Business

Molson Coors Brewing to acquire Miller, Coors brands

The $100 billion US beer market is about to get shaken — again.

Molson Coors Brewing Co. is expected to announce Wednesday that it will acquire full control of the Miller and Coors brands in the US for $12 billion, according to a report.

The two popular beer brands have been owned since 2008 by a joint venture that the UK’s SABMiller had a 58 percent stake in.

Denver’s Molson Coors Brewing Co. owned the rest of the JV, called MillerCoors.

But with the world’s No. 1 brewer, Anheuser-Busch InBev, expected on Wednesday to announce a deal to buy the No. 2 brewer, SABMiller, the British beer maker needed to unload its US operation in hopes of gaining regulatory approval of the ABI deal.

Molson’s shares rose 1.1 percent on the news, to $88.29.

Ironically, the Department of Justice in 2008, after an eight-month review, allowed the JV to be formed — believing it would become a “more effective beer competitor” to ABI.

That did not happen.

ABI has actually increased its US market-share lead over MillerCoors from 2009 through 2014, to 14.9 percentage points — up from 14.6 percentage points — according to a McKinsey analyst report based on dollar sales.

Overall, ABI in 2014 had a 41 percent slice of the US market; MillerCoors had 26 percent.

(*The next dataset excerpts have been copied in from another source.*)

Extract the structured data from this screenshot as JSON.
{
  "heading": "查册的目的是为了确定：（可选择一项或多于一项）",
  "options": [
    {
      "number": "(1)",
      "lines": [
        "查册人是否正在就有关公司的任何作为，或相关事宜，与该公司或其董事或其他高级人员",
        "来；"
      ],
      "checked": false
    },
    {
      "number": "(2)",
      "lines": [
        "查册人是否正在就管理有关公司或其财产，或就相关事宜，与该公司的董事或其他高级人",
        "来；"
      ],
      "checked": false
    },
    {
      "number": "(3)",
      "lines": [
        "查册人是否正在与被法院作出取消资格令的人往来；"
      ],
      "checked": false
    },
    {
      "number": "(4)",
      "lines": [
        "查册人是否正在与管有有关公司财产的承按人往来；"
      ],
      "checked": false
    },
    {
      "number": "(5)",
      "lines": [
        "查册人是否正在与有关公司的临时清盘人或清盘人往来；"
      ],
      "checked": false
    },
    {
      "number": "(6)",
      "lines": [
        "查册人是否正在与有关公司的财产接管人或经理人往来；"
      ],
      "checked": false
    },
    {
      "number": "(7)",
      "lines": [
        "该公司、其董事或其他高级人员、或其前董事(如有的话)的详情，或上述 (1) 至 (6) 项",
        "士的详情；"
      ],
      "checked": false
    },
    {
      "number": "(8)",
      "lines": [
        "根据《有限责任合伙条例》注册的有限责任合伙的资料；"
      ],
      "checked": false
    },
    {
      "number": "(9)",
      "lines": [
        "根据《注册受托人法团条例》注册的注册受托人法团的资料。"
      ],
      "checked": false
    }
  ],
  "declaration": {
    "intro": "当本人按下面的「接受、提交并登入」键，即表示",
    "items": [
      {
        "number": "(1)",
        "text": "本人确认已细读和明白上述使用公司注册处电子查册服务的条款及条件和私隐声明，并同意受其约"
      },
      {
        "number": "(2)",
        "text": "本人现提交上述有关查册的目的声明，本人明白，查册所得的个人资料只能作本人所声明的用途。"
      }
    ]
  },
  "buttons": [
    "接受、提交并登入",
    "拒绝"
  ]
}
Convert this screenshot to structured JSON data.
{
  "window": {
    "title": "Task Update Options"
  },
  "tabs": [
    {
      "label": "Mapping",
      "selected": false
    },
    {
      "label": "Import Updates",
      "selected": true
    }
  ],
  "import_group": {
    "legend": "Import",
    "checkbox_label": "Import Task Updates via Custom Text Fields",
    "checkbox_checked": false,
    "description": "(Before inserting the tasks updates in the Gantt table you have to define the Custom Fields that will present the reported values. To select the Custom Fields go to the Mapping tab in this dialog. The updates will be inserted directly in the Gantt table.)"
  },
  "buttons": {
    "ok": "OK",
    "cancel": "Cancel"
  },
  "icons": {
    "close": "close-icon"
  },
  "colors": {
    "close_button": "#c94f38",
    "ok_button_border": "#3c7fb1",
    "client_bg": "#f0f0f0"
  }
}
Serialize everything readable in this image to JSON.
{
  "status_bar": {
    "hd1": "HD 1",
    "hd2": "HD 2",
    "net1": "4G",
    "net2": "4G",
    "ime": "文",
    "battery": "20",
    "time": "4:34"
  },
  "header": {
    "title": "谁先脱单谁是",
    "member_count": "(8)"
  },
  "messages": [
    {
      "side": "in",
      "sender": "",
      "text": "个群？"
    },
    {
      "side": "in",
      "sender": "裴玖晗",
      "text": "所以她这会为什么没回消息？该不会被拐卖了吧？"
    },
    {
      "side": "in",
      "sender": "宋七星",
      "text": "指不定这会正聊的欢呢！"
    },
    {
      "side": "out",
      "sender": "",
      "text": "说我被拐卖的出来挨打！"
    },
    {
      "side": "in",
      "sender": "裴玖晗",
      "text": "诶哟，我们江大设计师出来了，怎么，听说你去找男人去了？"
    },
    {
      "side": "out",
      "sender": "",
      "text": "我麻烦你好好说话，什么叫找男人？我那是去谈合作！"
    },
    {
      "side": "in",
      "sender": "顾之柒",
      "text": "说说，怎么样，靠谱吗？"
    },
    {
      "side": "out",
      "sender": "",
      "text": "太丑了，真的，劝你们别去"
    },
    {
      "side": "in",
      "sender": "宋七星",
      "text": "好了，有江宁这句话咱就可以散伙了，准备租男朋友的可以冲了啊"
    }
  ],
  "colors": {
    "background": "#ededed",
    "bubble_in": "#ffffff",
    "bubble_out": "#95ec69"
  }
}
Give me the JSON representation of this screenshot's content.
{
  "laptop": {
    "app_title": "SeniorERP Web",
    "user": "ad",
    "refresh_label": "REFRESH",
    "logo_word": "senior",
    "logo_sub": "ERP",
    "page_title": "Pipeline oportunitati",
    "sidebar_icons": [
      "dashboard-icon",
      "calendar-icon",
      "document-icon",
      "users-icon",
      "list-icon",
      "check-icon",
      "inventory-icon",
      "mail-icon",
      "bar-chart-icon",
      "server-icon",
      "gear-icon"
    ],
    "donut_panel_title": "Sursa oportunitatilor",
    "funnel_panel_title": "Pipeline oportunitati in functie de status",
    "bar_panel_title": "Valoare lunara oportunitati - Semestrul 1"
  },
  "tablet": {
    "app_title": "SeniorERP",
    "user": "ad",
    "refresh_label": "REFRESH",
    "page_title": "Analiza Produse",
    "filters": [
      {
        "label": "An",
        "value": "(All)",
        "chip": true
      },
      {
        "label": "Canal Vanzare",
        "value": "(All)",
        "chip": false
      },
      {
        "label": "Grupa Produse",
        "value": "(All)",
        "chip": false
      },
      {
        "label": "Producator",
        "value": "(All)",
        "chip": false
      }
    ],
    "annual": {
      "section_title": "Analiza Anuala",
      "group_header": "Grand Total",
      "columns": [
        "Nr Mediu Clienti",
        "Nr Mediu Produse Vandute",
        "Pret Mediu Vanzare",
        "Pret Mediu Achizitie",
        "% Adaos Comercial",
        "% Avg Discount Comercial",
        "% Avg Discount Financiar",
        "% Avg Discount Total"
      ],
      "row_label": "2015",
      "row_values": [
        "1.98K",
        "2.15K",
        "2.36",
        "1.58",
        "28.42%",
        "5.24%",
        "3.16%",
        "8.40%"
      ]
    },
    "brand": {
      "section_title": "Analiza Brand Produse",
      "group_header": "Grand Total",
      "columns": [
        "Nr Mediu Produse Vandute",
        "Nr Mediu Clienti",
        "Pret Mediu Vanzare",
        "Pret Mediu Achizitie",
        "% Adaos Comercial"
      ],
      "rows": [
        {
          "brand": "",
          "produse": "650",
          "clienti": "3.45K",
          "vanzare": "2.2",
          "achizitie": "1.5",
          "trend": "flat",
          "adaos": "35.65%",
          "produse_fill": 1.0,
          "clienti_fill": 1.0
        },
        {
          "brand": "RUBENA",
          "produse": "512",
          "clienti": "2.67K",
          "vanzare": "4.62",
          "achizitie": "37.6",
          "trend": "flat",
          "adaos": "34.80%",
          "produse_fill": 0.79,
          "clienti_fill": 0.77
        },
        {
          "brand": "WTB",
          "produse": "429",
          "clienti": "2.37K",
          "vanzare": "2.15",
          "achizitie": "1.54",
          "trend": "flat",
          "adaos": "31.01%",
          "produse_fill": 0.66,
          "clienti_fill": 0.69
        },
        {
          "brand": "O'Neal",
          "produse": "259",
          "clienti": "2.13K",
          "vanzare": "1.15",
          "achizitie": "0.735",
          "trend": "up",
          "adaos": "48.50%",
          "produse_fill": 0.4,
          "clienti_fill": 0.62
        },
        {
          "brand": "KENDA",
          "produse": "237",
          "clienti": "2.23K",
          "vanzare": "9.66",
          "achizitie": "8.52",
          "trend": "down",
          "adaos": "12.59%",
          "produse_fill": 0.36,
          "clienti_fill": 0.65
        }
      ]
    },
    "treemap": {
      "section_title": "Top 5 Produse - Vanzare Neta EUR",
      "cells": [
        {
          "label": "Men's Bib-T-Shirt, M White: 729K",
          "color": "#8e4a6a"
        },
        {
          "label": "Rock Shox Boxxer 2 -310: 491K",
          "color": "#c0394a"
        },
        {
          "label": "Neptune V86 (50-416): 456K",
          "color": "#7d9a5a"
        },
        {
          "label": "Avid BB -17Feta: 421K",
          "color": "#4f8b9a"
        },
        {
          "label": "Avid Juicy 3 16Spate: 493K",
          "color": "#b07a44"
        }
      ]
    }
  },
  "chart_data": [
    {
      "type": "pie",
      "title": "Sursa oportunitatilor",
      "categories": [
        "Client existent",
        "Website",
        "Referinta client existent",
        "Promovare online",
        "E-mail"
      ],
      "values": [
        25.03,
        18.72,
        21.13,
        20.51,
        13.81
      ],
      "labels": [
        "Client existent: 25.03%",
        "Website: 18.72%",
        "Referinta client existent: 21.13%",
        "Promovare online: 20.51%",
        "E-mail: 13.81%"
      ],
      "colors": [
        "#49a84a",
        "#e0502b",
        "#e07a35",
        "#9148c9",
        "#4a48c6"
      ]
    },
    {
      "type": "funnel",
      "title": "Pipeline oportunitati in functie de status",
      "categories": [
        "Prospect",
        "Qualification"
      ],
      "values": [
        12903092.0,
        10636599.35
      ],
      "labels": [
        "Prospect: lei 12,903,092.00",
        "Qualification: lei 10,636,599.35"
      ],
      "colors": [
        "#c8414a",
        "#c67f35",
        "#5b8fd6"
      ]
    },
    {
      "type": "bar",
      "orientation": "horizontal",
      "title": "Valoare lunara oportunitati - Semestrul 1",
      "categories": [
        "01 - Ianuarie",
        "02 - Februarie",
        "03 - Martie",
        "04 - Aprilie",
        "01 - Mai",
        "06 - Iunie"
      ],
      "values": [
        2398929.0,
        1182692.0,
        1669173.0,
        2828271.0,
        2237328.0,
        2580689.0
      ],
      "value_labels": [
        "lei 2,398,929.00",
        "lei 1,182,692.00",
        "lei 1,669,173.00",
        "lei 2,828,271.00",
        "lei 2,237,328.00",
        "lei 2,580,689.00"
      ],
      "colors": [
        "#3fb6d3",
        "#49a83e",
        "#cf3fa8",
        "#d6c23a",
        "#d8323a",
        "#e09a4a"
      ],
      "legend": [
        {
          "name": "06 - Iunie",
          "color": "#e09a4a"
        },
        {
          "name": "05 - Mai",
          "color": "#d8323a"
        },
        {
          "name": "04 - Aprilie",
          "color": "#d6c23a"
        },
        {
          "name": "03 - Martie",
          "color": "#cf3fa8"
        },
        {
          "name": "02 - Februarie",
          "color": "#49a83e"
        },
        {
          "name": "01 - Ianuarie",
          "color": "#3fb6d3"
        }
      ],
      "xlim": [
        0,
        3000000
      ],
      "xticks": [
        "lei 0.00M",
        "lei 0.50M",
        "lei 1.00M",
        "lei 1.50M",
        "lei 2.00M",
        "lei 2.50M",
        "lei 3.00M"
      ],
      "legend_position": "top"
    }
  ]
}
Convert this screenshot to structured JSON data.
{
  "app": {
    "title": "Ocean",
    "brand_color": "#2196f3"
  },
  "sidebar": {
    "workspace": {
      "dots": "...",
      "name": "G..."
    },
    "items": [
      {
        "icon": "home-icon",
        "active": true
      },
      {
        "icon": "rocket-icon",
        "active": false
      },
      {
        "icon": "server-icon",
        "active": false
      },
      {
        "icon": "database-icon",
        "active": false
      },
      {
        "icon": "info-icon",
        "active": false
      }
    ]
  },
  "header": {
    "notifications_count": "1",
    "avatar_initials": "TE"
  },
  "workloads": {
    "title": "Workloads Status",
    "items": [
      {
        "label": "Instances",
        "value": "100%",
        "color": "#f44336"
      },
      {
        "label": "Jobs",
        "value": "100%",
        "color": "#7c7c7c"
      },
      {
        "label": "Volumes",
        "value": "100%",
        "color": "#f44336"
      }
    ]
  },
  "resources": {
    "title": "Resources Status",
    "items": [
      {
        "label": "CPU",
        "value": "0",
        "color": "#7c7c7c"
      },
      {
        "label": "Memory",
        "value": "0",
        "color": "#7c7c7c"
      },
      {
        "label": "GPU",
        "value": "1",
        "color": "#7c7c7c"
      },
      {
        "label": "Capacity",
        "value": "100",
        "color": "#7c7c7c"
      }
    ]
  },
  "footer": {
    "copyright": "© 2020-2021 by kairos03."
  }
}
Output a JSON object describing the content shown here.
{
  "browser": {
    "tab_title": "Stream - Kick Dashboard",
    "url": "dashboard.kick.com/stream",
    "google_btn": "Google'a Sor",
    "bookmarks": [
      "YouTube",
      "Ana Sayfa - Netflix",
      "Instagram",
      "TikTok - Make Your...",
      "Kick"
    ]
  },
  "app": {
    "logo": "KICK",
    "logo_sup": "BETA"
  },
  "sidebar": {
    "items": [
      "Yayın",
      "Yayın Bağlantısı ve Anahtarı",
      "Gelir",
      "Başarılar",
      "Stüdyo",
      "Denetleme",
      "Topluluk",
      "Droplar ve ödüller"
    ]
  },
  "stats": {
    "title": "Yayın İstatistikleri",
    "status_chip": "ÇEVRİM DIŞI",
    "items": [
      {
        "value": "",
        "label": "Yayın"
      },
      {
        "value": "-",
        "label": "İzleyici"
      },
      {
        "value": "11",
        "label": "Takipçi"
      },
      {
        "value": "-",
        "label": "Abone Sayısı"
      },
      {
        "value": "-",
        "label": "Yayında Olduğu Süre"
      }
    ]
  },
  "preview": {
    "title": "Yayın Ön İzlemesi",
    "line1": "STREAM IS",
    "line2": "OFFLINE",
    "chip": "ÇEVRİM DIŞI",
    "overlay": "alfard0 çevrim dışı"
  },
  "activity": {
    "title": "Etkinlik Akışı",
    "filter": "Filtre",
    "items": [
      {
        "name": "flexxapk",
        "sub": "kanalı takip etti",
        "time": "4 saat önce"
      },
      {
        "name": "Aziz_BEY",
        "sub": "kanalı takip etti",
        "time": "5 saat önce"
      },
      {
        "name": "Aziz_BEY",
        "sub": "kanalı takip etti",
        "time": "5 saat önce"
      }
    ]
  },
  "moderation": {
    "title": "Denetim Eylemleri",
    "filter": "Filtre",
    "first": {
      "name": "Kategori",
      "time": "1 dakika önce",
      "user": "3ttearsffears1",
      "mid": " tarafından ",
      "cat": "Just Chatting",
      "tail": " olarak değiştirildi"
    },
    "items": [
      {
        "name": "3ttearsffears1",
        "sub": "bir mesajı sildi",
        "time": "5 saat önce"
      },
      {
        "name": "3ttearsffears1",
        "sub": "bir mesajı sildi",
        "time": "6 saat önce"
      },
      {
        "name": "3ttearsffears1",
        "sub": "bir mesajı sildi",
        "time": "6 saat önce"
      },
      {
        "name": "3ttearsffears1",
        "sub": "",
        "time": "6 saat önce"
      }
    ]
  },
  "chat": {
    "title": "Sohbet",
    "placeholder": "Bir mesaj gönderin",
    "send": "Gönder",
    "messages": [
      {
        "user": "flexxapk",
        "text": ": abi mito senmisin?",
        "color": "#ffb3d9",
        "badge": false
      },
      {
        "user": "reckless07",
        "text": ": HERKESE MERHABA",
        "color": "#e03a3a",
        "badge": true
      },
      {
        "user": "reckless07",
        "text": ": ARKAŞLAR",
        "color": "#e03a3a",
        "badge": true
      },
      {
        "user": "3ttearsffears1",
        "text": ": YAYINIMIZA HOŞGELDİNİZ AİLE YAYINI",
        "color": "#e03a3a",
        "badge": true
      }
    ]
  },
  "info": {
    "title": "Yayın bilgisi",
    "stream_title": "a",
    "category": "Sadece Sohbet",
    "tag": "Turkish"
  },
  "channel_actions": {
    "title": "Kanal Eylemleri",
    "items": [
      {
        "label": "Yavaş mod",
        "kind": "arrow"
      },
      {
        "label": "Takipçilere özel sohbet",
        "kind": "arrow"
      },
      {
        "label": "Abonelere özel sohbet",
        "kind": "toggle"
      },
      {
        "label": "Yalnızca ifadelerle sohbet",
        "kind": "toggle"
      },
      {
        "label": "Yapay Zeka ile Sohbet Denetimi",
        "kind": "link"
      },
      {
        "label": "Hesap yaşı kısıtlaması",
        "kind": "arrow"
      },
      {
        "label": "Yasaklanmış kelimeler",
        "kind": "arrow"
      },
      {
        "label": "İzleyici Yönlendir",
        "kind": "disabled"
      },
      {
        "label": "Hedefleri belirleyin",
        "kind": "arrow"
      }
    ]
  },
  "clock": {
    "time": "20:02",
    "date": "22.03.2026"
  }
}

Also, the joint venture has not been innovative in launching new products, sources said.

MillerCoors said it will close its Eden, NC, plant next year to save costs.

As a result, the sales of the JV to Molson Coors may not be enough to gain US regulatory approval, sources said.

“Absolutely, the DOJ will look at what was the effect of the joint venture and if there is an opportunity to fix it,” a well-placed DC source said.

Part of the concern, too, is that the JV acts as a stand-alone entity, concentrating the bulk of America’s brewing into only two entities, instead of three.

ABI should be able to sell SABMiller’s stake in the venture to a party other than Molson Coors, which could change the competitive landscape, one anti-trust expert said.

ABI is buying SAB largely for its strong presence in China and throughout Africa.